Por eso no debe extrañarnos la afirmación del zoologo mayor de lo literario diminuto, Augusto Monterroso, cuando afirma en su sabio tratado sobre el Movimiento perpetuo: “Hay tres temas: el amor, la muerte y las moscas. Desde que el hombre existe ese sentimiento, ese temor, esas presencias lo han acompañado siempre. Traten otros los dos primeros. Yo me ocupo de las moscas que son mejores que los hombres, pero no que las mujeres.”
Imaginemos aquella escena fundadora, (según el psicoanalista clásico J. Lacan), en la cual el niño se ve por primera vez en el espejo y con esa percepción comienza a construir su identidad. Modifiquemos la escena y aceptemos que el niño, entre dos parpadeos, se ve a sí mismo a ratos como un animal. Ese espejo sincero nos habla todos los días, si nos damos cuenta. El animal en nosotros aguarda siempre para ser contado.
El animal: lo que somos abajo de la piel, o lo que radicalmente creemos que no somos cuando la mosca inquieta en el oído nos hace girar de golpe y se rompe el espejo.
Cuando estamos en alguna biblioteca muy grande, e incluso en algunas francamente pequeñas, si guardamos el debido silencio se escucha a lo lejos el ruido de los animales corriendo por dentro de los libros de un extremo a otro de los estantes que albergan cuanto se ha impreso. Los animales habitan las bibliotecas porque habitan la literatura y varios otros terrenos tipografiados y encuadernados. Pero invocando el placer absoluto de contar cuentos por encima de la erudición zooliteria, escuchemos también a los otros animales literarios, a los que no han sido impresos y dan sus pasos al ritmo de los nuestros, nos cuentan sus historias y dialogan, se perfilan por contraste o similitud, con los animales ya impresos. Porque, continuando con el giro bestial que nos guía, aceptemos que leer cuentos de animales se convierte en un aprendizaje vital: es un acceso a nuestro elemental y más profundo abecedario. Es aprender a ver el rincón obscuro de nuestro espejo.

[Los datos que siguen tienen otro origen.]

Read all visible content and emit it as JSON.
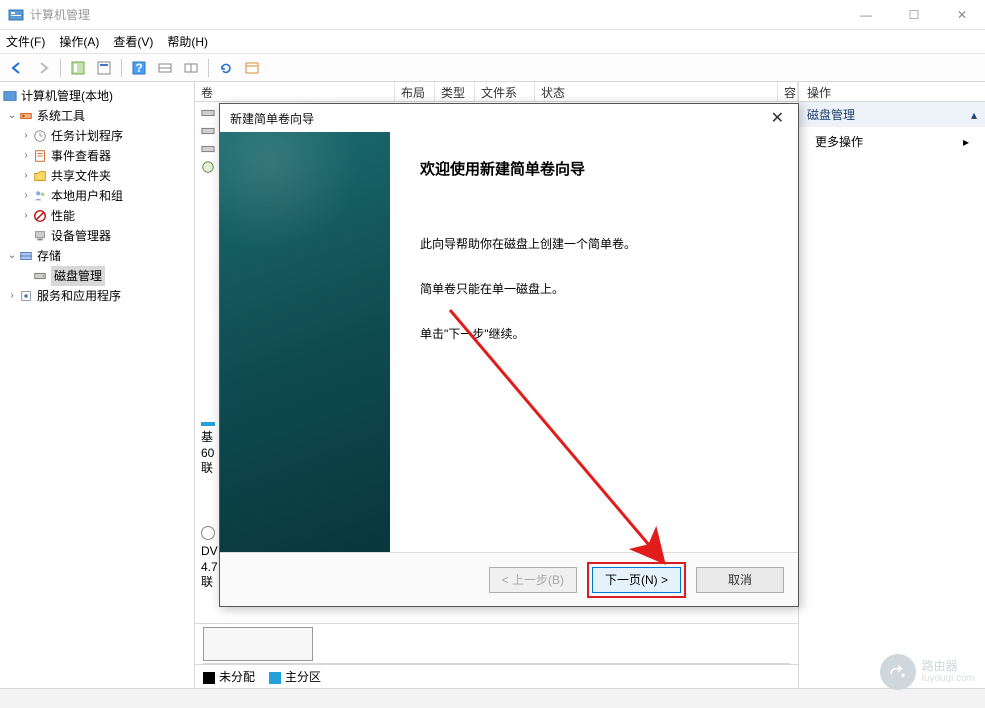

Recordemos que todo animal es un cuento en movimiento que gira para morderse la cola. Si sorpresivamente sentimos el mordisco somos ese animal y debemos comenzar a contar, cantar, escribir o aullar nuestra historia, como le sucedió a un tal Gregorio Samsa al despertar aquella mañana…
•Prólogo al volumen: Parientes lejanos. Cuentos de animales. Antología. Editorial Páginas de Espuma. Madrid. 2003.